Were you to represent the next nearest star to us (Proxima Centauri) with another ping pong ball, you would have to position it approx. 2300km away from the one you used for the sun.

and the answer is approximately 9km

…and since I found out the answer robdollar, maybe you can let us know how many sandwiches an astronaut would need to take on the journey to proxima centauri.

and the answer is approximately 9km

How do we know that is the real answer? Could you provide a link to where you found this out, or a calculation that shows this to be true?

bottom of page

…now what about those sandwiches?

Gabio,

Why thank you … but erhm… what’s that coming outta yer nose?

md01

Depends how fast you were travelling I suppose, Proxima centauri is 4.2 light years away from us, so someone travelling at the speed of light would technically require about 3066 weetabixes (with about 900litres of milk) 1533 Cheese and Pickle sandwiches and 1533 tv dinners.
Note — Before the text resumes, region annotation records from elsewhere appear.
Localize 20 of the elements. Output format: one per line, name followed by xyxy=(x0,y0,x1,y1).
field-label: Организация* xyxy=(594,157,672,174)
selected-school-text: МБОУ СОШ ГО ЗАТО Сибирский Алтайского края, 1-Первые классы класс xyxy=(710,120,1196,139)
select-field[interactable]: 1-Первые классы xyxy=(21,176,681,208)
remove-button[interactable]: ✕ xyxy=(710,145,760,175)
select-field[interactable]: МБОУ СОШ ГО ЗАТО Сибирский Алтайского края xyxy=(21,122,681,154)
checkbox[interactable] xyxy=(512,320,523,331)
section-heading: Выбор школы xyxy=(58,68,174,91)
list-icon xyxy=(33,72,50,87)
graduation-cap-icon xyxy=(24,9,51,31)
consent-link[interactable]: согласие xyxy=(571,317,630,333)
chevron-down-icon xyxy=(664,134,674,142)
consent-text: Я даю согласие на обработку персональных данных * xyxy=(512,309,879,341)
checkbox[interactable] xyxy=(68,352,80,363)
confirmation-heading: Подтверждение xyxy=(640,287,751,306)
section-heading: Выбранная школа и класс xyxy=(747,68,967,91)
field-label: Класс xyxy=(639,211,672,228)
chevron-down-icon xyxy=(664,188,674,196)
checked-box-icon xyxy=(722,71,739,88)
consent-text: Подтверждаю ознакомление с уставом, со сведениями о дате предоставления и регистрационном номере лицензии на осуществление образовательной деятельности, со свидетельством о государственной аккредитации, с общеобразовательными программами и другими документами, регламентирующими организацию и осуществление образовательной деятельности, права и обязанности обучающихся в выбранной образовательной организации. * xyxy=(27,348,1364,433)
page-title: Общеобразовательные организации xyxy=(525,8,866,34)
In currently-available speed terms, a space shuttle travels at about 5 miles a second (approx 18,000mph). The distance to Proxima in miles is about 929,558,205,000 miles, and it would take about 142 thousand years to get there. Thats a lot of sandwiches and a lot of babies aswell.

in my calculations i got:
1 year is ~365.242199 days
Proxima centauri is 4.22 lightyears away

~365.242199*4.22=~1541.32208 days it takes for light to travel to Proxima Centauri

Assuming the astronaut traveled at the speed of light, and only ate 5 sandwiches per day, they would need approximately 7706.6104 sandwiches
(1541.32208*5=7706.6104)

I’m a bit hungry now, I might go and eat 61.04% of a sandwich.

Just make sure you keep the other 38.96 % sealed and refrigerated, for later :wink:
midnight snack, anyone?

Found out on google. it’s a know fact: Never laugh when you drink milk!

excellent work robdollar, superx10. Looks like that speed of light could be quite handy for our space shuttle.

no need to worry about the refrigerator superx10. I reckon you could just pop it outside the space shuttle. should keep fresh for a couple of light years or so.